Assemble All Involved Parties
It is very hard to have a serious workflow discussion without getting all stakeholders in the virtual “room.” Figure out what makes the most sense for you, be it a Slack channel, a video call, or a conference call. Schedule so that everyone can be there and impress upon individual team members how essential this meeting is. It can help you all perform better in the future, so everyone has a stake in it.
Discuss and Document the Current Process
Whatever work you do, a workflow consists of the individual steps and who does them. It also includes all of the “project hand-off” moments: whenever someone completes their tasks and moves the project into someone else’s queue of work. Most offices and remote teams already have some form of workflow, but when it is ad hoc and made up as workers go along, there can be serious blind spots. This is the stage where, as a remote team, you should be honest with yourselves: how long are the projects taking? Should they be happening faster? Is there a way to communicate more effectively? Work as hard as you can to avoid blaming individuals, which can create defensiveness, and instead blame the structure and the workflow environment, which is what you are trying to solve.
Take Note of Redundancies, Roadblocks, and Missed Steps
Two major things should emerge from this discussion: one is any redundancies, where two or more people are doing such similar actions that they are essentially replicating work, and the other is roadblocks, where one person’s role cannot advance without someone else’s information and both end up in a Catch-22. Again, these things aren’t necessarily anyone’s fault, but everyone can be part of pointing these problems out and finding solutions. If a workflow has been designed here and there, without consistency, there is a chance that no one even knew that things were taking as long as they were. Roadblocks and redundancies aren’t the only thing you might discover: you may find out that everyone thought someone else was doing one step, when in reality it wasn’t being done at all. This will not make your workflow shorter, but it will help you deliver a better product.
Chart a More Effective Workflow
A final workflow for your team should result in a high-quality deliverable that is completed as promptly as possible. Start from the beginning and re-chart the course of the project based on the information you now have: what will keep things moving? What kinds of turnaround deadlines are reasonable? How can each member of the team be sure to have what they need, when they need it? Everyone can weigh in, but make sure there is a team lead who can arbitrate any concerns about someone taking on too much or too little in the process. Emphasize that the workflow isn’t to monitor and police, but rather to increase quality and efficiency. If anyone has a concern about the timeline being unrealistic, take note and incorporate a way to allow time for that individual to do his or her steps of the process.
Choose a Workflow Management Tool
While you certainly can manage a workflow that is on paper, remote teams tend to need a collaborative software-based tool if they want to keep a workflow consistently functioning. Luckily, a variety of project management software allows for individuals to virtually “hand-off” elements of projects and document their participation. A manager or team lead need only look at which steps have been checked off and annotated with the date to know exactly where in the process each item might be. These tools are only as useful as the information you input into them, so it might be best to research 2-3 potential tools or create a couple of sample workflows before the meeting in order to get all the team members on board with a workflow management solution.
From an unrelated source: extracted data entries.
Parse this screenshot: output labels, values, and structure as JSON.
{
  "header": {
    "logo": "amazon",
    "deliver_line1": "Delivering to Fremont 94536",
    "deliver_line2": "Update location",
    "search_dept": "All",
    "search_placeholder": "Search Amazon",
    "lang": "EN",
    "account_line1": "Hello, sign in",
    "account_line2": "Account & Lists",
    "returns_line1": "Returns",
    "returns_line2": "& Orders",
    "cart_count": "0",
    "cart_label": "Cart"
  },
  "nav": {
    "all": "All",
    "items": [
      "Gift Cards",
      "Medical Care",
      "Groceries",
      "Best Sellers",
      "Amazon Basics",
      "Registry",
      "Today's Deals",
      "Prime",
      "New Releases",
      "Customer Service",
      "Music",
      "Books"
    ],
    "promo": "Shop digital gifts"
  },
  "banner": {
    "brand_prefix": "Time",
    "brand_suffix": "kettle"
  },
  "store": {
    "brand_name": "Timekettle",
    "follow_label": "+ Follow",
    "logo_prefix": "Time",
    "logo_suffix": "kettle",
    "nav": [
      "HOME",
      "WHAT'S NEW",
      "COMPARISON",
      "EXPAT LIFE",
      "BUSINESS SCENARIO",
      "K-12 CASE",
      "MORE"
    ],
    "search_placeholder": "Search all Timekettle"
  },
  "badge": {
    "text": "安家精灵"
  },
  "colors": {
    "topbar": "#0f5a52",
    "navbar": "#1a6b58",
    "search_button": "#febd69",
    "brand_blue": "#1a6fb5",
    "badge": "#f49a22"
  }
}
Commit to The Communication Method of Choice
Once the workflow is created (make sure someone is assigned to this task itself!), the big hurdle is buy-in. It’s easy to feel somewhat individualistic while working remotely, but if there is a documented way that you should be handing off project elements, make sure you follow it. As a team lead, check in with team members whenever the process isn’t followed. There’s no point to hounding people, but make sure they know that the process helps everyone work to the best of their abilities. When the workflow management tool indicates a new roadblock or that someone is overwhelmed, decide how to proceed within the framework: can someone whose work is taking less time take on another step in the process? Make it clear that the workflow is about evening out workload while accomplishing the team’s broader goals.
Revise as Needed!
While it’d be great to get a remote work workflow perfect on the first try, that is unlikely to happen. You may discover you need a new tool, or a less cumbersome method of alerting each other about tasks. You may realize your timeline was too ambitious or not ambitious enough. As needed, schedule check-ins and revise the process in a way that makes sense for your team. This isn’t a sign that the workflow is a bad idea, but rather the natural next step once you’ve created a workflow. Circumstances change, and your team settles into their remote schedules. It only makes sense to incorporate new information and new projects and help the workflow fit them.